I attended the Dayananda Sagar College of Engineering (affiliated to VTU) in Bangalore, India. My major was Mechanical Engineering, and it was the closest to Automobile Engineering. I wanted to get into the auto industry, and this was the best way to do it.
- Do you have additional degrees, training, or education? (I.e., graduate degree, MBA, etc.)
I have a Master’s in Automotive Systems Engineering from UofM Dearborn.
- What opportunities did you have in college that allowed you to explore or start your career in automotive, including any co-ops or internships?
- An internship at a Hyundai Service station helped me get hands-on training and taught the basics of automotive maintenance and servicing.
- My internship at Ashok Leyland (well-known Commercial trucks manufacturer in India) helped me understand the basics of manufacturing processes.
- SAE BAJA was an event where we had to build an ATV and participate in an endurance race. This helped me understand the fundamentals of vehicle building and planning.
- FSAE is a complex version of BAJA. This was purely electric. I was less afraid of EVs after this!
Automotive Career: Then and Now
- What was your first job post-college? Please share any lessons learned.
I was a design engineer for a rather complex project. It was a fair balance of designing, testing prototypes in the lab, breaking and building things. I had a lot to learn in terms of communication, dealing with tough situations, etc.
- How did you transition from your first job to where you are now? What roles did you hold along the way? What projects or opportunities were critical in this process?
I have been lucky to have had three different types of roles in three companies on two continents. I try to take up different roles to be well rounded and learn various skills in the process. This also prevents me from being bored. Jack of many trades, master of none.
- Have you made any major career changes? If so, please explain your thoughts and reasoning.
I have mostly stuck to engineering so far. Like mentioned previously, I have had three different positions and they have all taught me different things. I don’t think it’s a major career change though. For the most part I have stuck to automotive.
- What is your role now?
Quality Development Lead.
- What projects and programs do you work on?
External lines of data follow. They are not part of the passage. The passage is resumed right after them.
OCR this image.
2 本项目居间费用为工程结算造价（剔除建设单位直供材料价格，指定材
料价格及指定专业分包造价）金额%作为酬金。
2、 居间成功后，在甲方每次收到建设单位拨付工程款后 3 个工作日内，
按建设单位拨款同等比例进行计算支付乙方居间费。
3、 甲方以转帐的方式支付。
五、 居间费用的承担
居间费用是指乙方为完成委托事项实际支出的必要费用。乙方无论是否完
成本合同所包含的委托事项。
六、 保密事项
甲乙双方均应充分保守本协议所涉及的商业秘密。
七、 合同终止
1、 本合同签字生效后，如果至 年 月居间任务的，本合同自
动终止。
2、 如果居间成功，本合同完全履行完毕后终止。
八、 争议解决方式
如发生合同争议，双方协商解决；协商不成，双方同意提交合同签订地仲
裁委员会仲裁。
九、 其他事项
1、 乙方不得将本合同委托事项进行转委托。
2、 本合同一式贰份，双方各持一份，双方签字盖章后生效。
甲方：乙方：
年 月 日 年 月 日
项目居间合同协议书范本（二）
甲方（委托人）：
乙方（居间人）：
Mostly on electronic components for different OEMs.
- Describe a typical day.
Mostly running from one meeting to another. Collaborating with team members and chalking out a plan to get tasks done, which sometimes means blocking my calendar to avoid additional meetings to get my job done.
- Where do you see yourself in five years?
I would like to continue to expand my horizons by taking up different roles and see how far I can go.
Advice for Young Students
- Knowing what you know now, if you could give your younger self one tip or piece of advice, what would it be?
Never be afraid to try new things. It’s better to fail now than later. Be the hardest working person in the room.
- What advice do you have for high school students who are interested in automotive, but unsure if it’s the career for them?
As automobiles get more and more complex, there is scope for everyone to make a difference.
- What was the best piece of advice you were ever given?
Take more chances when you can. A senior engineer who was on the verge or retirement was unhappy that he couldn’t take too many risks in his career due to personal reasons. He didn’t think of it much back then, but he thought differently when we spoke. We can all think of many such situations. Make conscious efforts to make the best out of your career.
- What do you love about working in the automotive industry (and specifically the automotive industry in Michigan)?
We are experiencing a revolution in the EV world much like the internet boom in the 1990s. This is a great time to be a part of the future. Michigan is the best place to be as Big Three are heavily invested in mobility, electrification, etc.
- Do you participate in any organizations outside of work? Or have any hobbies (unrelated to automotive)?
I used to volunteer at an animal shelter. I also take part in motorcycle track days. My job offers me a good balance. Having a good team and manager helps greatly in this regard.